Kritiker konnten sich dann zunächst auch bestätigt sehen. Denn an seiner ersten Aufgabe, den damaligen Bundestrainer Hansi Flick im Amt zu stützen, scheiterte Völler prompt. Nach mehreren Testspiel-Niederlagen gegen Gegner wie die Ukraine oder eben Japan musste Völler Flick entlassen.
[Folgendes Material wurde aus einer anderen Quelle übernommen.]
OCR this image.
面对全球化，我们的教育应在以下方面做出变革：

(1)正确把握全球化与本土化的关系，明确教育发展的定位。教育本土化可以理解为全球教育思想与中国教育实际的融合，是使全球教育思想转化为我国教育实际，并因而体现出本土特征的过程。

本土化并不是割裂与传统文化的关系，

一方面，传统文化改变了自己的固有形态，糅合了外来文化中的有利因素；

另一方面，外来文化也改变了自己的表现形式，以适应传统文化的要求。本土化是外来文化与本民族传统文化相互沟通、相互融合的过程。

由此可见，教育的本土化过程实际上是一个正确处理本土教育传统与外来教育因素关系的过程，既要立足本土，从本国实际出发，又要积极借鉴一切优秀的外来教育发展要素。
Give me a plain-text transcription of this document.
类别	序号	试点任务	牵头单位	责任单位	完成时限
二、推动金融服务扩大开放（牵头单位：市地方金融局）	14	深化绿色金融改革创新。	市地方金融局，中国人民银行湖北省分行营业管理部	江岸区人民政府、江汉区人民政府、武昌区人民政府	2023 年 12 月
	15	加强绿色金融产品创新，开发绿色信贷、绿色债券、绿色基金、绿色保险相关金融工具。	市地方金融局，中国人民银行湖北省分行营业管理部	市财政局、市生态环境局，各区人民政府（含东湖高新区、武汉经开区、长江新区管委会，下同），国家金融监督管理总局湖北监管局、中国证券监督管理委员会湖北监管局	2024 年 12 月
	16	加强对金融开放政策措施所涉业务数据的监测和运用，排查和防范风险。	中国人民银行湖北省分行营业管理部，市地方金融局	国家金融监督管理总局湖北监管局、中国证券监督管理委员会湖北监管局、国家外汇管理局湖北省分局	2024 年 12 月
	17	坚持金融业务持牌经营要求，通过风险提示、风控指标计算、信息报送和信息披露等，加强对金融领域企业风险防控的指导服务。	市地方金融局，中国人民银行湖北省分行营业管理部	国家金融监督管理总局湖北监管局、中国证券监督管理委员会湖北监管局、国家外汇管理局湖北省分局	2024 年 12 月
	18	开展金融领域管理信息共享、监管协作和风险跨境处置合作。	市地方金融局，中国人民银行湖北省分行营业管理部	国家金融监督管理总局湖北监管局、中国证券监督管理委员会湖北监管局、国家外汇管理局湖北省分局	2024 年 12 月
Wie viel Kraft ihn die Bewältigung der DFB-Krise kostete, wurde nach dem Frankreich-Spiel deutlich, bei dem er aufgrund der kurzfristigen Flick-Entlassung auch noch als Interimstrainer eingesprungen war. Zwar gewann das DFB-Team mit 2:1, doch danach stand er von Regen und Schweiß getränkt völlig erschöpft in der Mixed Zone. „Ich sah müde aus, das stimmt. Aber die Tage zwischen den Spielen waren viel anstrengender als das Spiel gegen Frankreich“, sagte der DFB-Sportdirektor später in einem Interview der „Welt am Sonntag“ über die Situation.
Völler brachte den ersehnten Mut zum Risiko
Abschrecken ließ sich Völler von der Erfahrung aber nicht. Im Gegenteil: Er fasste neuen Mut und schubste den Verband in den Jungbrunnen. Berichten zufolge war es Völler, der unbedingt Julian Nagelsmann als neuen Trainer verpflichten wollte und dies auch gegen einige Zweifler durchsetzte. Da war er endlich: der lang ersehnte Mut zum Risiko beim DFB.
Zwar gilt Nagelsmann als einer der talentiertesten Trainer der Welt, jedoch war er zum Zeitpunkt seiner Berufung zum Bundestrainer gerade erst an seiner ersten wirklich großen Aufgabe bei den Bayern gescheitert und galt in den Augen vieler Kommentatoren als möglicherweise zu jung für den DFB-Job. Doch Völler vertraute auf Nagelsmanns Talent.
Nach leichten Anfangsschwierigkeiten nahm sich Nagelsmann selbst ein Beispiel an Völlers Mut und gab die Verjüngungskur unmittelbar an den Kader weiter. Zu den Länderspielen im vergangenen März ließ er angestammte Kräfte wie etwa Leon Goretzka oder auch die BVB-Profis um Julian Brandt, Nico Schlotterbeck und Niklas Süle zu Hause. Stattdessen setzte er das Leistungsprinzip durch und nominierte mit Waldemar Anton, Maximilian Mittelstädt und Deniz Undav vom VfB Stuttgart formstarke Profis, die mit einer Menge Rückenwind aus der Bundesliga zur Nationalmannschaft kamen.
Nagelsmanns Taktik ging auf: Gegen die starken Gegner Frankreich und Niederlande zeigte das neu zusammengestellte DFB-Team überzeugende Leistungen und holte zwei verdiente Siege. Auf einmal war auch die Euphorie bei den Fans da.